In the mid-1980s, times were tough for our family. To make ends meet, my mom would wake up at 4am and head into the Bronx to work at a nursing home every day. Sometimes she took me with her. Meanwhile, we lived in a ratty old house in NJ and my dad decided to fix it up by himself thinking he might rent half it out. The house was in such bad shape it was almost condemned. My dad solicited the help of my grandfather, James O’Keefe Senior, to perform a miracle. My grandfather was dyslexic but could build things out of nothing with scrap materials salvaged from the side of the road. So that’s what he did. The three of us began working when I was 5. In the beginning, I would just hand them tools. My father was, to this day, the hardest working man I’ve ever met. People in town said things couldn’t be done — and he either found a way or he engineered a way.
He did everything himself and was intensely focused and driven to get the job done — so much so we didn’t make small talk while working.
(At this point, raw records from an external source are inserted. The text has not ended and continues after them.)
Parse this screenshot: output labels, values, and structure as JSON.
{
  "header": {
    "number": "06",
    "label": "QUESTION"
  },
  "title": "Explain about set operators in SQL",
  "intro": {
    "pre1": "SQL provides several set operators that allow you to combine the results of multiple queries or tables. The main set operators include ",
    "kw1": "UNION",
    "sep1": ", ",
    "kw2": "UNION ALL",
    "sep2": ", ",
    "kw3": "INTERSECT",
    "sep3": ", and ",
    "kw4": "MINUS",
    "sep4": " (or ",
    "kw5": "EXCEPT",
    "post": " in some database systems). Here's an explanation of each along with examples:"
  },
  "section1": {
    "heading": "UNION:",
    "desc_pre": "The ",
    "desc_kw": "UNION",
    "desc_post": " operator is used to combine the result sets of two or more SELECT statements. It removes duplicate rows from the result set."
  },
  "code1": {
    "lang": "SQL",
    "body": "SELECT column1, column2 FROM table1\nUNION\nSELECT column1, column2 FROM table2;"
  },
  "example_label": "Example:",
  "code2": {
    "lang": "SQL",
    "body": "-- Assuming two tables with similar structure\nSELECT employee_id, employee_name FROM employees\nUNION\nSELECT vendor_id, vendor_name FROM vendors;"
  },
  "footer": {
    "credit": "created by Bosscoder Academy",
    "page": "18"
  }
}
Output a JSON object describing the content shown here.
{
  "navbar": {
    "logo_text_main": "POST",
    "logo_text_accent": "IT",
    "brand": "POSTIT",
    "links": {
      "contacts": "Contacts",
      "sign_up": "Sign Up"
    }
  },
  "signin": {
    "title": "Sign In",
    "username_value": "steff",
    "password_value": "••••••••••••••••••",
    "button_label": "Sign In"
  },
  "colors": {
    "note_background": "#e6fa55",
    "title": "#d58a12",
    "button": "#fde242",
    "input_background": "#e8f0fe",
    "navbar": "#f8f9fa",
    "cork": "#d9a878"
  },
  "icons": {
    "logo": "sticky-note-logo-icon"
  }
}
As I got slightly older each year, I was forced to do more than hand them tools. My grandfather would say to me, “You see, Irish,” as I stuck my arm down a disgusting pipe or shoveled dirt. “You must do what it takes to survive.” I didn’t understand.
He would monitor each swipe of a paintbrush and supervise me scraping 100-year-old wallpaper off a wall. It was dirty work every weekend and some nights after school. I spent some of the time dancing around and daydreaming. When the house was finished, it was such an impressive achievement the State of New Jersey gave my parents an award.
Later on, a house fire came and destroyed most of what we spent so long building and restoring. People in town, again, said the house couldn’t be saved.
My grandfather told my father, “It’ll be ok, we’ll bring it back.” He moved in with us and commenced work. For the next two years, my sister, my mother, and my father went back to work doing much of the same work all over again. My grandfather effectively never retired. He lived at home in the attic and stayed by my dad’s side working on ladders and putting up sheetrock until his stroke at 80.
At 25, I was arrested by the FBI, and stood falsely accused. A political prisoner for the investigation into ACORN. Released from jail, I spent three years on federal probation. Confined in NJ under federal supervision, with no organization, and no money, I needed a place to land. The carriage house garage that was the thing that began my life, with my arm down sewage pipes and scraping off paint chips became the first Project Veritas Office. Unable to travel, I shipped the cameras to others.
Project Veritas was born and expanded into a new building in 2015. My sister was the architect. And while the new office was destroyed in a flood in 2021.
…life has taught me this is just the beginning…
RESILIENCE: pass it on…
God bless,
James O’Keefe III
These days, we all need to learn resilience.